Hailing from Byron Bay, Australia, Nikki Shipard is the first international featured mAss Kicker.  With advanced degrees in Health Promotion and Health Education, she is a key player in the young adult cancer survivor movement in Australia.  She is currently serving as the Project Coordinator: “New Ways of providing psycho-social support for young adults with cancer in Australia”.  Her experiences as a “Leukemia mAss Kicker” gives her both a unique perspective on survivorship and the drive to contribute valuable research data to the adolescent and young adult cancer survivor population.  We were lucky enough to track her down and ask her a few questions.

mK:  What/ when was your diagnosis?  How did you find out about your diagnosis?  How old were you?

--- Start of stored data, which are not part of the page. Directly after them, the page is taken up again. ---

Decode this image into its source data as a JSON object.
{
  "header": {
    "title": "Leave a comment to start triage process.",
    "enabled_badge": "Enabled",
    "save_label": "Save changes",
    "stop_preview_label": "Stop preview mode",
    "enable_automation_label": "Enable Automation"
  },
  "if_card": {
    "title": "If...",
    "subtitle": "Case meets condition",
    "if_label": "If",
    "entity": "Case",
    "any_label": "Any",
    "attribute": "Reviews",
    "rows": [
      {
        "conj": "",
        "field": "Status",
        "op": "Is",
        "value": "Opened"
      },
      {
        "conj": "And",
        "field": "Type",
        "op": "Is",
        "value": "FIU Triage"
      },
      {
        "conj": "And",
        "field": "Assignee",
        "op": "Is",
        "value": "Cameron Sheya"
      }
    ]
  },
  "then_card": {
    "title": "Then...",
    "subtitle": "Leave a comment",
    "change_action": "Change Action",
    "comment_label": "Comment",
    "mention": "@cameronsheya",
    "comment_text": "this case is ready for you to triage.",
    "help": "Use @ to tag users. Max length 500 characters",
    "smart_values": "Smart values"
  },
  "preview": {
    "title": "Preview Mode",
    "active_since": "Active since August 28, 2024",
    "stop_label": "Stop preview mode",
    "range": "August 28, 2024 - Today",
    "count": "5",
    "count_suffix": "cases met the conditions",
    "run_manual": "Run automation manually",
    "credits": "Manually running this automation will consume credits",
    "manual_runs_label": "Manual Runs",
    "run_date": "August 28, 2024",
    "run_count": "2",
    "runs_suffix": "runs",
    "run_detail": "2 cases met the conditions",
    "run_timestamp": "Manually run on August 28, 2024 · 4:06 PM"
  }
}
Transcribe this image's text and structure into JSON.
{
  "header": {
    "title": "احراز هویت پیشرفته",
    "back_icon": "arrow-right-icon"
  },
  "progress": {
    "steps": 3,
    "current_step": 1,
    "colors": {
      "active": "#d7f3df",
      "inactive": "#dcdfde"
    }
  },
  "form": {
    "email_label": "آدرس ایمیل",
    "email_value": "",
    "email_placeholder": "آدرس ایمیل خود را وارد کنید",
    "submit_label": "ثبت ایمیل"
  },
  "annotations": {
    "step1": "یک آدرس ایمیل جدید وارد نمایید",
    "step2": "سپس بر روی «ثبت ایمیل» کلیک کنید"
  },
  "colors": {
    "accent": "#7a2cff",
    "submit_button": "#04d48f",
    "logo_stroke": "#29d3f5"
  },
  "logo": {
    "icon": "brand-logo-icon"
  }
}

NS: I was 28 years old when I was diagnosed with Acute lymphoblastic leukaemia (ALL) on Australia Day 2002 (26th Jan.).  I was at work this day when I noticed lots of small dots on my legs that I’d had for a few days were getting worse. Apart from these funny looking dots I was feeling completely normal. Thinking that I had some strange rash, I went to the doctor in my lunch break only to be told in a 10-minute consultation with out a blood test that he thought I might have leukaemia. Within these ten minutes, this doctor had felt my stomach and asked if I had been feeling full? I replied… “yes when I was lying down on my surf board I’d had a funny bloated feeling in my stomach.” He then looked at my legs and after this brief examination and questioning, on my way out of his room he handed me a slip and asked if I could go and have a blood test taken at the local pathology. So with tears streaming down my face, I went to the reception and paid my $60 bill. I walked slowly back to work to tell my boss in a state of shock and disbelief. He recommended I go to his doctor get a second opinion straight away. As I was walking to this next appointment, I was staring at the people in the street eating lunch and enjoying themselves. In my head all I could think was… “why is this happening to me and not any of these people?”  The second doctor examined the dots on my legs and then told me he thought it would be highly unlikely for me to have leukaemia, however he did organise a series of blood tests. I had these done and went back to work for the afternoon. I finished work around 6pm and went straight home and told my flat mate what a strange day I had. Nothing else was said of it and life went on normal again until the phone rang at 9pm that night. It was the second doctor saying “sorry but the first doctor was right in his diagnosis”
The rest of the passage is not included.